O Me Too vem do feminismo americano. Um feminismo que, com algumas raras exceções, chamo o feminismo de " peregrino " (peregrino), o feminismo dos peregrinos puritanos fundadores. É um feminismo puritano! Por exemplo, meus filhos foram para uma escola nos Estados Unidos e essa escola não tinha PDA nas paredes “ Não há demonstrações públicas de afeto”, Você não mostra afeto público… nunca quero isso na minha vida. E então você tem que ter muito cuidado com o padrão puritano. Há um erro muito grande que está acontecendo em alguns feminismos: é necessário que nossas meninas e meninos possam negociar seu desejo cara a cara, corpo a corpo. Entregar ao Estado ou a outros a negociação do nosso desejo é um erro muito sério ... Posso dizer "eu gosto de você", você pode me dizer "eu gosto de você", vamos negociar sem ofensa. Há uma pressão para entregar a terceiros a negociação de nosso desejo. E isso não pode ser assim.
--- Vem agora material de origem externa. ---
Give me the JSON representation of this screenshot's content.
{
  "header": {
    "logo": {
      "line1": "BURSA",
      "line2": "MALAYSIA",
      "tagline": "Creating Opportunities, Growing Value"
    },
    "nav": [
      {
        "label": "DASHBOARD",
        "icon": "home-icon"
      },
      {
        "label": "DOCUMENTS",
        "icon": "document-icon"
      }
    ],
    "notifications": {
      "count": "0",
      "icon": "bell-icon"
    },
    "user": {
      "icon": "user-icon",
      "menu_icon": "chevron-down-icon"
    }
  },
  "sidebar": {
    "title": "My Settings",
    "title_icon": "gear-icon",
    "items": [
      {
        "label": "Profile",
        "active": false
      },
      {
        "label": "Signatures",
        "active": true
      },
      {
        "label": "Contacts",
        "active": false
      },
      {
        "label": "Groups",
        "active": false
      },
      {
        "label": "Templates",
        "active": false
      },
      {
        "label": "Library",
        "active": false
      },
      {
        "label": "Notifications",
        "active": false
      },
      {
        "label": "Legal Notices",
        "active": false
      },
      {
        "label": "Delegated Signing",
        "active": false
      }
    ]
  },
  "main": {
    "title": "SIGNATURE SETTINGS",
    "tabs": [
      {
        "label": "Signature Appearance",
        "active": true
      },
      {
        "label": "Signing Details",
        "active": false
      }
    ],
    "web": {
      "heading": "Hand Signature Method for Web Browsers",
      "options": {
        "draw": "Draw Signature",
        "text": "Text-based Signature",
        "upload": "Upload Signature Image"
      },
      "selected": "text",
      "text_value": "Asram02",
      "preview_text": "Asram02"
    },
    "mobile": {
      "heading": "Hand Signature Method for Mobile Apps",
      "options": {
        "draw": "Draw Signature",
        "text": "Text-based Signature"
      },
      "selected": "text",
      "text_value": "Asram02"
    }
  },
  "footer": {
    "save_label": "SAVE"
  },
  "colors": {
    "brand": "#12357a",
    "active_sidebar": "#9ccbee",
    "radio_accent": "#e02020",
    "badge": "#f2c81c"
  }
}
O feminismo surge de práticas muito longas, tradições de colaboração e horizontalidade e pluralidade absoluta. E devemos olhar para aquele momento em que não há vanguarda, não há hegemonia de um setor que leva ao resto. Como vamos entender isso com a proibição da prostituição? Uma coisa autoritária ao extremo. Eu não acho que possa haver esses autoritarismos no movimento feminista. A política das mulheres é uma libertação, não uma proibição. Obviamente, prostituição e bordel são uma das grandes escolas de pedagogia da crueldade masculina. Os homens entram em grupo e não buscam tanto acesso ao corpo da mulher, mas outra coisa: a celebração da masculinidade, gera um pacto de cumplicidade entre os homens, etc. O homem não vai sozinho ao bordel. Vai em um grupo. E, portanto, é um problema social de gênero. Mas não acho que a criminalização possa resolvê-lo. Porque o tráfico já é ilegal e isso não o aboliu. A proibição não é a eliminação do problema, é o convite a uma maior clandestinização.

Que futuro você vê para o feminismo nos próximos anos?
Durante muito tempo, pensei que o feminismo não estava chegando ao seu destino. O feminicídio não parou, a violência cresceu cada vez mais. Hoje, porém, acho que as mulheres estão tocando o núcleo da reprodução do poder: o padrão patriarcal. Pela primeira vez, vejo o acesso a uma nova política e a uma nova era social possível. Mas não vem pelo Estado. Vem das práticas das próprias mulheres, que são as guardiãs das raízes, do tecido dos laços. E meu esforço agora é demonstrar que essas práticas desse tecido de ligação são políticas. Nesse tecido existe uma política diferente. As marchas das mulheres não são como as de sindicatos, partidos políticos ou movimentos masculinos. Eles têm outras características: são festivos, brincalhões, amorosos. Amizades imediatas são geradas lá, elas são fisicamente próximas. E tudo isso gera links, que são o suporte da vida. Há uma vez de entender que existem os suportes da vida, e você deve cultivá-los e ver seu conteúdo político. Além disso, o que nos diz que estamos chegando ao nosso destino é a reação daqueles que nos odeiam. A reação violenta do habitual é a medida do que estamos avançando.